Matiba’s family resumed peaceful enjoyment of the properties until November 23, 2016 when the NLC gave a stunning verdict declaring that Mohamed Mbaruk, Hamisi Ayub Mwanjiti and Ali Mohamed Kheri were the rightful and legal owners of the contested properties:

“In view of the foregoing, the Commission determines that the titles held by Alliance Hotels Ltd  should be revoked and land reverted to the claimants Mohamed Mbaruk and Ali Mohamed Kheri plot number Galu/Kinondo/ 667, Hamisi Ayub Mwanjiti Galu/Kinondo/ 668 and Omar Bakari Mwachalla Galu/ Kinondo/ 669.”

In the wake of the formation of the NLC, the Challas found a new opportunity to reopen the dispute and succeeded in convincing the commission that they were the rightful owners of the property.

The Challas moved to the Environment and Land Court in Mombasa for ratification of the NLC findings. Ratification led to issuance of new title deeds in favour of Mohamed Mbaruk, Hamisi Ayub Mwanjiti and Ali Mohamed Kheri, replacing Alliance Hotel Ltd. Significantly, the court did not demand that Matiba surrenders the titles in respect of Alliance Hotels for cancellation.

Now, Matiba’s family has returned to the same Environment and Land Court seeking a review of its adverse judgment against them.

Fair hearing

One of their prayers is that the Environment and Land Court condemned them unheard and that the Challas have advertised to sell the property. In an affidavit, Matiba’s son Raymond accuses NLC of illegally revoking deeds without giving them opportunity to defend themselves.

Raymond, who is the chairman of Alliance Hotels Ltd, has filed the petition before Justice Anne Omolo under a certificate of urgency.
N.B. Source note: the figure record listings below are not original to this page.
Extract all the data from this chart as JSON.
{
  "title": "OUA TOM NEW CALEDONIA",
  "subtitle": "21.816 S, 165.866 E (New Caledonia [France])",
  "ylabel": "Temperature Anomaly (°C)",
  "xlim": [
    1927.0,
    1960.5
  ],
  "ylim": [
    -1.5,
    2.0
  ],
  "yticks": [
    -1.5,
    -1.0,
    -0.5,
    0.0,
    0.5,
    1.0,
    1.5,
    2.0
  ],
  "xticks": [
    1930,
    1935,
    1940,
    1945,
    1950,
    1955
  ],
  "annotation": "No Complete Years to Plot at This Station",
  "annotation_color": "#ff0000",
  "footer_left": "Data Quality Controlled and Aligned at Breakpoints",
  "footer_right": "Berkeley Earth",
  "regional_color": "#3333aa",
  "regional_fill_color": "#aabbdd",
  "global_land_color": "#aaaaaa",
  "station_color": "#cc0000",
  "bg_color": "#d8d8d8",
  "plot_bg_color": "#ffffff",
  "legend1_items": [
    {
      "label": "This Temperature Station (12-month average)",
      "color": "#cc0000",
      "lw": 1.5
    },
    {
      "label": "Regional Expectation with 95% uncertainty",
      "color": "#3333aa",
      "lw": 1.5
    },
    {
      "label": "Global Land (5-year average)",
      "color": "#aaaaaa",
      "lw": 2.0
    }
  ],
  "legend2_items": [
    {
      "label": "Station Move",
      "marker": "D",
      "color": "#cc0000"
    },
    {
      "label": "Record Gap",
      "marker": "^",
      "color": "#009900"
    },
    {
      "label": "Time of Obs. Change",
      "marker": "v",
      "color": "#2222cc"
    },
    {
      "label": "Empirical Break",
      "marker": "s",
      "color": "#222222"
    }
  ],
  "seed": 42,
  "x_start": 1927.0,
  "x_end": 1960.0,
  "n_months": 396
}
He wants the court to suspend the titles awarded the Challas pending the determination of its suit.

“I have perused notice of motion application dated August 30, 2018 brought under certificate of urgency. The same is certified as urgent and I direct that the same be served on the defendants and the inter parties hearing to be on September 12, 2018,” said Justice Omolo on Monday.

But the three defendants insist they are the rightful owners of the said plots where they have been living for many years.

“We are  the registered owner of plot number Galu/Kinondo/ 667 668 and 669 because the titles for Alliance Hotel Galu/Kinondo/667668 and 669 issued in 1994 were revoked by the court after NLC recommended for its revocation,” says Suleiman in a replying affidavit that also alleges that the Matiba family failed to enter defense during the NLC public hearings in 2015 despite being notified.

Suleiman says the NLC recommended the take over of the property after finding that Robert Matano and Muoka had no right to sell the plot, adding that the two could not have been allocated the land in a settlement scheme designed for local landless people.  Suleiman argued his family bought the land from Mbaruku at Sh6000 in 1974.